Schedule at midnight: 0 0 * * *
Here is the complete crontab for all three:
ANTHROPIC_API_KEY=sk-ant-your-key-here
PATH=/usr/local/bin:/usr/bin:/bin
# Nightly code review at 6 AM
0 6 * * * cd /path/to/project && claude -p --prompt-file .claude/automations/nightly-review.md --output ./reports/code-reviews/$(date +\%Y-\%m-\%d).md
# Daily test coverage at midnight
0 0 * * * cd /path/to/project && claude -p --prompt-file .claude/automations/test-coverage.md --output ./reports/test-coverage/$(date +\%Y-\%m-\%d).md
# Weekly dependency audit Sunday 9 PM
0 21 * * 0 cd /path/to/project && claude -p --prompt-file .claude/automations/dependency-audit.md --output ./reports/dependency-audit/$(date +\%Y-\%m-\%d).md
How much does this cost?
From Anthropic’s pricing page:
| Automation | Frequency | Cost per run | Monthly total |
|---|---|---|---|
| Code review | Daily | $0.50-2.00 | $15-60 |
| Test coverage | Daily | $0.20-0.50 | $6-15 |
| Dependency audit | Weekly | $0.30-0.80 | $1.20-3.20 |
| Total | $22-78 |
The range depends on codebase size and commit volume. A solo project with 2-3 commits per day sits at the low end. A team project with 15+ daily commits hits the high end.
Compare that to several hours of human time per week doing the same checks manually. The ROI is not close.
What should you actually do?
- If you are a solo developer: start with just the nightly code review. It catches the bugs you miss when coding at midnight. Add the other two after a week if the reports are useful.
- If you have a team: start with all three and post reports to a Slack channel. The dependency audit alone pays for itself the first time it catches a critical CVE before it hits production.
- If you want cloud execution instead of cron: wrap each automation in a GitHub Action with a
scheduletrigger. Same prompt files, clean environment per run, no local machine needed.
bottom_line
- The
-pflag (programmatic CLI) and prompt files are the foundation of all Claude Code automation. One prompt, one output, cron handles the scheduling. - The three automations here (code review, dependency audit, test coverage) cover the routine quality work that teams skip when they are busy. Automation means it happens every time.

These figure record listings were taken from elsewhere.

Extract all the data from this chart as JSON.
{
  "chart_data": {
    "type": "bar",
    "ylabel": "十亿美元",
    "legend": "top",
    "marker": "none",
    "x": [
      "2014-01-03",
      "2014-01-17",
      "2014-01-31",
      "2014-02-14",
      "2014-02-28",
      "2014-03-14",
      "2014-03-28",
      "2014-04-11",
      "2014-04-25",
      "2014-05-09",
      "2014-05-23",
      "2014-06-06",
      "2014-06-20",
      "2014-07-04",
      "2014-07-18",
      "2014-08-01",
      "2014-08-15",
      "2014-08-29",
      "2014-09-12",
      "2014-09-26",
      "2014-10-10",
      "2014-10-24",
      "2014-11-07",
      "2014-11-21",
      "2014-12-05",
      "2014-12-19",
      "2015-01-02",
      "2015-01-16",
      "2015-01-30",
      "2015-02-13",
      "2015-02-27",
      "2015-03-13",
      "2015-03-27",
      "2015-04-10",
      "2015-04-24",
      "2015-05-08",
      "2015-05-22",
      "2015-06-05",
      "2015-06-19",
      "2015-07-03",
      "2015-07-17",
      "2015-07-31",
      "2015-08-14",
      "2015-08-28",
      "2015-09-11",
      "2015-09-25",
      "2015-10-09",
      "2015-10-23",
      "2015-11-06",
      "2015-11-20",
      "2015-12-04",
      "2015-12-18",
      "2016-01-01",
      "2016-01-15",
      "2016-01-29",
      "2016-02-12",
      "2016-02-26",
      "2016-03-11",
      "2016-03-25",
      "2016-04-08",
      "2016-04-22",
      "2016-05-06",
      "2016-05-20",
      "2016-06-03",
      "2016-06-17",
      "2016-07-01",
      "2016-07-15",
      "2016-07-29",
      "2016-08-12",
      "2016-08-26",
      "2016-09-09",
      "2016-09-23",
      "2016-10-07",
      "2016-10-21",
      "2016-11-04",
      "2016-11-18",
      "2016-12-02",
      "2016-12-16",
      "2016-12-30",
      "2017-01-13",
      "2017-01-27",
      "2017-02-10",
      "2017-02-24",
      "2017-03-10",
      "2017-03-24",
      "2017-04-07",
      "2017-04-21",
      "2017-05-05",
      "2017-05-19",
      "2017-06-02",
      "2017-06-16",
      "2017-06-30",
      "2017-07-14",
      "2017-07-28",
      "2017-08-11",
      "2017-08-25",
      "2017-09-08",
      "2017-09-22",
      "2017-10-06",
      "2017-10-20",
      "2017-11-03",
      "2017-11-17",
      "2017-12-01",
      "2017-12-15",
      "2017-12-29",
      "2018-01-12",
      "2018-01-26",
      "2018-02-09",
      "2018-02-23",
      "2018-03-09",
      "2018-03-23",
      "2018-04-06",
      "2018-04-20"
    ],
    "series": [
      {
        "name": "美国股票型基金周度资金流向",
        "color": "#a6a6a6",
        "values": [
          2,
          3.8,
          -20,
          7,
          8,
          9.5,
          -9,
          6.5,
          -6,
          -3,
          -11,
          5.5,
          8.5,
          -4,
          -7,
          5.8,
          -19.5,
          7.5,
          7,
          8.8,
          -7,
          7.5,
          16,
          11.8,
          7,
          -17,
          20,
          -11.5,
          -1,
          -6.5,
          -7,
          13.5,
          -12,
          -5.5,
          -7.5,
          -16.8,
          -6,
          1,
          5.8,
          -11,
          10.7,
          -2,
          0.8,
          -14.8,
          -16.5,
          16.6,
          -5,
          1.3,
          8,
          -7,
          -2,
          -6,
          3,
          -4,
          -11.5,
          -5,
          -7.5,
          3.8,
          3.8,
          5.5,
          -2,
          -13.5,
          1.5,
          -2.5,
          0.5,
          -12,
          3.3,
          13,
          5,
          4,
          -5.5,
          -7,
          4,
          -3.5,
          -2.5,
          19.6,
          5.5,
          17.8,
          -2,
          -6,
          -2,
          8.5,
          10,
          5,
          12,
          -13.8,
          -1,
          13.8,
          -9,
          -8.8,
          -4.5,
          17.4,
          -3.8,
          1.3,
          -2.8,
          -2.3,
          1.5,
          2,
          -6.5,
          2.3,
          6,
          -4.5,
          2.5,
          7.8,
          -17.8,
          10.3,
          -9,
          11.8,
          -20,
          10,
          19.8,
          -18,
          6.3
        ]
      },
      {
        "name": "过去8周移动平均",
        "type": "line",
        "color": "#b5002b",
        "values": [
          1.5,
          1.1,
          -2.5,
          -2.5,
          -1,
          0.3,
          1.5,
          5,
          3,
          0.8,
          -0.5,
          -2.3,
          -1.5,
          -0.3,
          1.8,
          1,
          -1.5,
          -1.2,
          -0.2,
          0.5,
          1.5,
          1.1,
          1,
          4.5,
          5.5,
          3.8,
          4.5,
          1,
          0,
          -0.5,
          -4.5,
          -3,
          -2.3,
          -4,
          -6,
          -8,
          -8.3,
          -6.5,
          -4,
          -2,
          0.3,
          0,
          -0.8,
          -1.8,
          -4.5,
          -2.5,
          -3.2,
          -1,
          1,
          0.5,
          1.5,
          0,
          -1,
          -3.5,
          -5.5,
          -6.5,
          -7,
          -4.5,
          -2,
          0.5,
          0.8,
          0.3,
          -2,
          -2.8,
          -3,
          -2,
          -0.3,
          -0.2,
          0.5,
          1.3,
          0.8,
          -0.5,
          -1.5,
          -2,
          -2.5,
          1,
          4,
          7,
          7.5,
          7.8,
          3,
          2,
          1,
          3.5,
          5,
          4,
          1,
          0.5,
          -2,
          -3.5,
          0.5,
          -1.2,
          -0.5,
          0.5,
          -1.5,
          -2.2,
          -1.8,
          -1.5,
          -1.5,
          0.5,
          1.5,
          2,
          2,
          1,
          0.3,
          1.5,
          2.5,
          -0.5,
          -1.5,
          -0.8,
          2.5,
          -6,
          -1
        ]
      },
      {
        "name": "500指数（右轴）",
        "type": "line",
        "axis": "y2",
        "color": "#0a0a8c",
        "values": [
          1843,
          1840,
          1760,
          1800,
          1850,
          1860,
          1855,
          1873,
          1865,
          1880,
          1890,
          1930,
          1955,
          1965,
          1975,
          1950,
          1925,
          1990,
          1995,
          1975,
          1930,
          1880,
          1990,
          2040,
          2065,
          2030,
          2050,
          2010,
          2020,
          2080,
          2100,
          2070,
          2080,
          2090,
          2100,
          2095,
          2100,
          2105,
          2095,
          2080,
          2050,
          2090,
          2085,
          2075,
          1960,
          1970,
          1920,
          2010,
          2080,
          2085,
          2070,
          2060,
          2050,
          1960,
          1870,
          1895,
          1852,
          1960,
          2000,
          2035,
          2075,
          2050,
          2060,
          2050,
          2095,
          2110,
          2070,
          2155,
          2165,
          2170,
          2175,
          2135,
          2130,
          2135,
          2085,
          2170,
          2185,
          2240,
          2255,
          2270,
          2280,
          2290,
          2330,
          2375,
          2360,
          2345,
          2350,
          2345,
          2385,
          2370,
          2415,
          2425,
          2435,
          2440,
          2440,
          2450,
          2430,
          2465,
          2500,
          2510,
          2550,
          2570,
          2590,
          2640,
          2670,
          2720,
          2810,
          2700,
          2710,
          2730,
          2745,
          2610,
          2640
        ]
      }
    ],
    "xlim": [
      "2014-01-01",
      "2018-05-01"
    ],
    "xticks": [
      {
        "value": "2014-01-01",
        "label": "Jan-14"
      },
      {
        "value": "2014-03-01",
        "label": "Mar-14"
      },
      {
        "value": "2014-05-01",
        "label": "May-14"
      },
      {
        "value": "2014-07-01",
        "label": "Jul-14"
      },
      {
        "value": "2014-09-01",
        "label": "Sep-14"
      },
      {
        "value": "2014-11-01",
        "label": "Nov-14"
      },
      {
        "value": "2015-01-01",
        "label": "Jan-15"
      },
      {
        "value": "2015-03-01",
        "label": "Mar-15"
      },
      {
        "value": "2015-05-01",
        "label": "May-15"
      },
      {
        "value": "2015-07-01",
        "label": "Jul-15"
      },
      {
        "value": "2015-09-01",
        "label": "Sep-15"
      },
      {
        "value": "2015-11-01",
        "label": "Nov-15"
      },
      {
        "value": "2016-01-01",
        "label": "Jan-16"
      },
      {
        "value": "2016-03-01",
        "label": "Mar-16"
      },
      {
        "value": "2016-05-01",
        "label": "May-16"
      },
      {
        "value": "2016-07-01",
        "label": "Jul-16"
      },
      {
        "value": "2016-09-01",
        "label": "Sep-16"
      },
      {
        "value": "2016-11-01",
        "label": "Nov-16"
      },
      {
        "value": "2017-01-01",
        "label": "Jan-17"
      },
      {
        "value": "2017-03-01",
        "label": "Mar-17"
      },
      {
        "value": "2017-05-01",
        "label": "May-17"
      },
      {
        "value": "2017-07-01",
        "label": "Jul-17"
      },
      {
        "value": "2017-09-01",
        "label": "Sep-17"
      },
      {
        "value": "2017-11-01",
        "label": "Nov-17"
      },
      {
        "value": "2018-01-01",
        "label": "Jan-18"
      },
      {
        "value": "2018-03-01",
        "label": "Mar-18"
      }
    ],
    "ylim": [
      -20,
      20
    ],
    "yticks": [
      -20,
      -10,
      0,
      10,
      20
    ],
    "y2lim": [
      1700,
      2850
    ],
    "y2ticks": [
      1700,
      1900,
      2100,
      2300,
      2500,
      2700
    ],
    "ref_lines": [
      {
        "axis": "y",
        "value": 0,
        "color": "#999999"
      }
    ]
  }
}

- Start with one automation, check the reports for a week, then add more. The prompt files are easy to adjust once you see what your codebase actually needs flagged.
Frequently Asked Questions
How much does automated Claude Code cost per month?+
A nightly code review runs $0.50-2.00 per day, weekly dependency audit $0.30-0.80 per run, daily test coverage $0.20-0.50 per run. Total is roughly $15-50/month depending on codebase size.
What is the difference between the -p flag and scheduled tasks?+
The -p flag (programmatic CLI, sometimes called headless mode) runs one prompt and exits, perfect for cron jobs. Scheduled tasks via /schedule are session-scoped and expire after 7 days. For durable automation that survives restarts, use -p with cron or GitHub Actions.
Can I run Claude Code automation in GitHub Actions instead of cron?+
Yes. Replace the cron job with a GitHub Actions workflow using the schedule trigger. The advantage is a clean environment per run and no need to keep your local machine running.